The corn we ultimately uprooted and discarded.  While it was kind of pretty and immediately evocative of a sort of Americana nostalgia (or, in the alternative, horror film creepiness) – it was also big and floppy (in a bad way) and the corn cobs that it produced were atrophied and not really worth the yard space:

The tomatoes, on the other hand, were plentiful and healthy and of many varieties.  It was such a pleasant surprise to find some interesting heirloom varieties (which I’ve tried to recreate in this year’s garden).

Last year’s heirloom:

I think we sliced up the above tomato (and those like him) and ate them for what they were.  But we had quite a few tomatoes last year, and so we wound up making a lot of delicious, spicy tomato sauces.

Some of our other tomatoes:

This year, we’ve stared our tomatoes from seed (ripping the old ones out of the ground once the season ended – as you’re supposed to.)  We are looking forward to:

Reisentraube Tomato

This old German heirloom was offered in Philadelphia by the mid-1800’s. The sweet red 1-oz fruit grow in large clusters, and the name means “Giant Bunch of Grapes” in German.

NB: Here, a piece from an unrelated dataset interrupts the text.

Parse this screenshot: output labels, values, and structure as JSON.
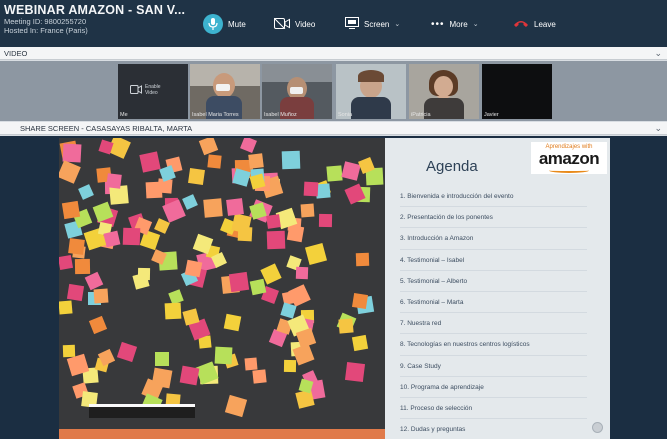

It is probably the most popular small tomato with seed collectors, as many enjoy the rich, full tomato flavor that is missing in today’s cherry types. Large plants produce massive yields.  (Can be ordered here)

Brandywine Tomato

Brandywine, which dates back to 1885, is the heirloom tomato standard. One taste and you’ll be enchanted by its superb flavor and luscious shade of red-pink. The large, beefsteak-shaped fruits grow on unusually upright, potato-leaved plants. The fruits set one or two per cluster and ripen late—and are worth the wait. Brandywine’s qualities really shine when it develops an incredible fine, sweet flavor.  (Can be ordered here)

Black Krim Tomato

Originally from the Isle of Krim on the Black Sea in the former Soviet Union. This rare, and outstanding tomato yields 3-4″ slightly flattened dark-red (mahogany-colored) slightly maroon, beefsteak tomatoes with deep green shoulders. Green gel around seeds. Fantastic, intense, slightly salty taste (which is great for those not wanting to add salt to their tomatoes).  Black Krim is one of my best black tomatoes. Also suitable for container/patio garden. Perfect choice for slicing, salads and cooking.  (Can be ordered here)  Isn’t there something pomegranate-like about them and their dark seed spaces?

And I haven’t fully excluded the possibility of growing another variety in a pot out front 🙂  But I eat at least 1-2 tomatoes a day, on average – so there’s definitely a demand in our home that would support such a supply.